Dos mitos clásicos, recogidos por Ovidio, nos servirán para orientarnos en el problema que aquí se plantea. Un problema referido la imagen, a su moderna representación, y a la ausencia de dicha iconografía en el Oriente islámico. ¿Por qué el Islam ha renunciado a la imagen, a su reproducción, tan común en Occidente? Los mitos que acuden en nuestra ayuda son Narciso y Pigmalión. Narciso, como trágico enamorado de su reflejo. Pigmalión, como aquel que sueña otorgarle vida a una escultura inerte. Del primero se desprenderá la forma en que el hombre occidental se ha enfrentado a la pintura -a la contemplación del mundo-, desde el Renacimiento; del segundo se derivará el motivo último de la prohibición islámica o mosaica de representar imágenes.

Si el Islam, o el Antiguo Testamento, repudiaron la construcción de ídolos, fue porque se trataba una burda copia del poder divino, obrada por la imaginación del hombre. En Pigmalión, esta cuestión se resuelve cuando los dioses, apiadándose del escultor, le insuflan vida a su criatura. En el Islam, dicho enigma (la similitud superficial, la abismática diferencia entre lo vivo y lo muerto), se expresa en una prohibición taxativa. Ese es el motivo de que su arte, en la vieja distinción de Worringer, Abstración y Naturaleza, sea más propenso a la geometría, al adorno lineal, que a una abierta emulación del mundo. No obstante, Belting postula aquí otra razón, mucho menos evidente. Tal razón es el diverso modo en que Oriente y Occidente consideraban la mirada y la propia forma en que funciona el ojo. Para los teóricos del Renacimiento, el ojo capturaba imágenes que se reproducían fielmente en su interior. Para la física oriental, sin embargo, el ojo sólo refracta luces, que luego la imaginación elabora. Así, partiendo de la Optica de Alhacén, escrita en El Cairo en el siglo XI, y profusamente divulgado en la Europa del Medievo, el Occidente cristiano compuso una ciencia de la perspectiva y una teoría de la imagen, desplegada luego en su pintura; mientras que el Oriente se ocupó de la luz, de sus leyes geométricas, reflejadas no sólo en su arquitectura, en su cerámica, sino en una escritura rigurosamente geometrizada.

No se trata, por tanto, de un simple problema de prohibición de imágenes. La diferencia estriba, según Belting, en que el Renacimiento creyó en la capacidad de simular la realidad, de reproducirla y capturarla mediante la imagen, en tanto que el Oriente islámico, apoyado en la prohibición, elaboró un arte donde la geometría y la luz, su infinita combinación geométrica, compusieron una versión del mundo fundamentada en la percepción lumínica, en su ley universal, y no en la falible capacidad de la vista. De este modo, Belting explica, corrigiendo a Panofsky, no sólo la diferencia entre una forma y otra de observar la Creación, sino el carácter cultural de una y otra forma simbólica. Esto significa que la imagen, tal como la conocemos hoy, es un producto particular de Occidente, nacido con la perspectiva, de igual modo que el arte islámico se deriva de mandatos religiosos y leyes ópticas. También implica que la realidad, incontrovertida y maciza para el occidental, medible con las mismas leyes postuladas en el Oriente, se disolvía en una fosforescencia arenosa, inaprehensible, en la física de Alhacén.

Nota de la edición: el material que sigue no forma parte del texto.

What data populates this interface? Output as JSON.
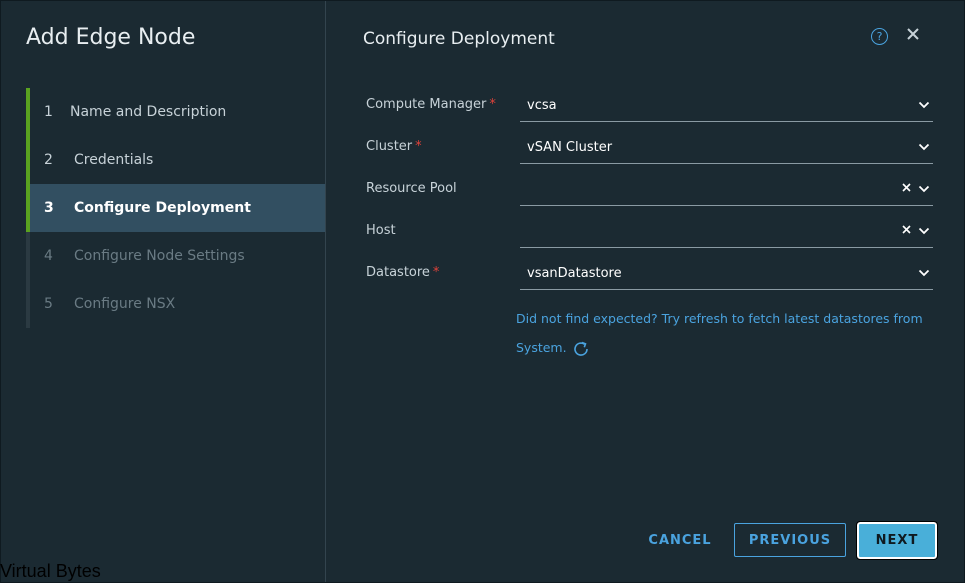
{
  "wizard": {
    "title": "Add Edge Node",
    "steps": [
      {
        "num": "1",
        "label": "Name and Description",
        "state": "done"
      },
      {
        "num": "2",
        "label": "Credentials",
        "state": "done"
      },
      {
        "num": "3",
        "label": "Configure Deployment",
        "state": "active"
      },
      {
        "num": "4",
        "label": "Configure Node Settings",
        "state": "pending"
      },
      {
        "num": "5",
        "label": "Configure NSX",
        "state": "pending"
      }
    ]
  },
  "page": {
    "title": "Configure Deployment",
    "help_icon": "help-icon",
    "close_icon": "close-icon"
  },
  "form": {
    "compute_manager": {
      "label": "Compute Manager",
      "required": "*",
      "value": "vcsa"
    },
    "cluster": {
      "label": "Cluster",
      "required": "*",
      "value": "vSAN Cluster"
    },
    "resource_pool": {
      "label": "Resource Pool",
      "value": ""
    },
    "host": {
      "label": "Host",
      "value": ""
    },
    "datastore": {
      "label": "Datastore",
      "required": "*",
      "value": "vsanDatastore"
    },
    "hint": "Did not find expected? Try refresh to fetch latest datastores from System."
  },
  "buttons": {
    "cancel": "CANCEL",
    "previous": "PREVIOUS",
    "next": "NEXT"
  },
  "watermark": "Virtual Bytes",
  "colors": {
    "accent": "#49afd9",
    "step_complete": "#5aa220",
    "required": "#e0423a",
    "background": "#1b2a32",
    "active_step": "#324f61"
  }
}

¿Y Narciso, perplejo ante su imagen sobre el agua? El hombre del Renacimiento no es ya aquél que, como Narciso, teme su reflejo y lo considera fantasmagórico y extraño. Su muerte, la de Narciso, deviene por ignorar que era él mismo a quien deseaba. En el XVI, sin embargo, la perspectiva y la pintura están focalizadas en el ojo humano. Y el mundo se despliega a la altura de quien lo observa. Es decir, que el hombre descubre su posición, tanto como la posición revela y determina al hombre. Es la hora, pues, del retrato, de la mirada, del individuo que observa, mide y toma posesión del orbe. Es la hora de Van Eyck y el Parmigiano, nuevos Narcisos, que se descubren a sí mismos en la extrañeza de su imagen pintada.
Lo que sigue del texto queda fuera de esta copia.